Ich bin überzeugt davon, dass es für alle mir heute gestellten Fragen keine wirklich guten Daten gibt, die man für die Beantwortung heranziehen kann. Also ist das Folgende ausdrücklich meine persönliche Meinung. Da die Bundesregierung eigentlich nur „wenig lockern“kann, halte ich es für logisch und einen Ausdruck politischer Intelligenz, dass die Verantwortung stärker in die Länder verlagert wird. Denn erstens sind viele Maßnahmen Ländersache, und der Bund ist gesetzlich nicht entscheidungsbefugt, und zweitens sind etwas an lokale Gegebenheiten angepasste Maßnahmen durchaus denkbar. Die geplante „Notbremse“halte ich für ganz entscheidend wichtig.

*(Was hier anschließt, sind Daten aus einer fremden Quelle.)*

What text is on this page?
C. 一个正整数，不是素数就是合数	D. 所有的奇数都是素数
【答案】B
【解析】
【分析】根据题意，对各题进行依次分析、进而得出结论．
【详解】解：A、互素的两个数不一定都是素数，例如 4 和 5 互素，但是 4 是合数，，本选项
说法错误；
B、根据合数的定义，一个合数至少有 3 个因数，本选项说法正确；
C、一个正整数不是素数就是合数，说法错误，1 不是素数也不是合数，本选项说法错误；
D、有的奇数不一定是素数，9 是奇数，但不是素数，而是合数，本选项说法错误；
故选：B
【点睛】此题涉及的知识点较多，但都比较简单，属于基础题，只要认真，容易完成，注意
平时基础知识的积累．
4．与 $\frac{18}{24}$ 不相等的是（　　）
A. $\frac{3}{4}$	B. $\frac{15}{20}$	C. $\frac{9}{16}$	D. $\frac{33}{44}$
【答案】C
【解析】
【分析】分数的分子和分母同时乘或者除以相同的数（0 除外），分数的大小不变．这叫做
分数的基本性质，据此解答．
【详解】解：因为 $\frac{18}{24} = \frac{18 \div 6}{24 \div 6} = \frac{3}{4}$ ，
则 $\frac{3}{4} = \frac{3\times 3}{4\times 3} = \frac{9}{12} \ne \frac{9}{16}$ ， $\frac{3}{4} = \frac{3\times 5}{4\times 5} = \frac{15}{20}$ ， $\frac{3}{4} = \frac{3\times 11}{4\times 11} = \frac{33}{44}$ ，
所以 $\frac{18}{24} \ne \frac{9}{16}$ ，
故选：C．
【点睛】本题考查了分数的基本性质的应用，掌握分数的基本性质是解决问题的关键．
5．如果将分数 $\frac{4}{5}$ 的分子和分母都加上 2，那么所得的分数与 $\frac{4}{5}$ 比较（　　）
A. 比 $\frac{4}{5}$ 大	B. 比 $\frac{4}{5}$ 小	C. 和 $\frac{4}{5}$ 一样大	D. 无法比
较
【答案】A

Die Angabe einer vertretbaren Obergrenze, die ja aus drei Komponenten besteht, nämlich, zum Beispiel 50 Neuinfektionen pro 100 000 Einwohner pro Woche, halte ich für sinnvoll. Dann muss aber auch tatsächlich sofort wieder mit infektionsvermeidenden Maßnahmen gegengesteuert werden. Für die zu treffenden Maßnahmen muss man zwischen lokal begrenzten Ausbrüchen, zum Beispiel in einem Altersheim, und einer diffusen Zunahme unterscheiden.
Einige Ihrer Kollegen halten die Lockerungen für hochriskant. An welcher Stelle halten Sie die Lockerung für zu leichtsinnig?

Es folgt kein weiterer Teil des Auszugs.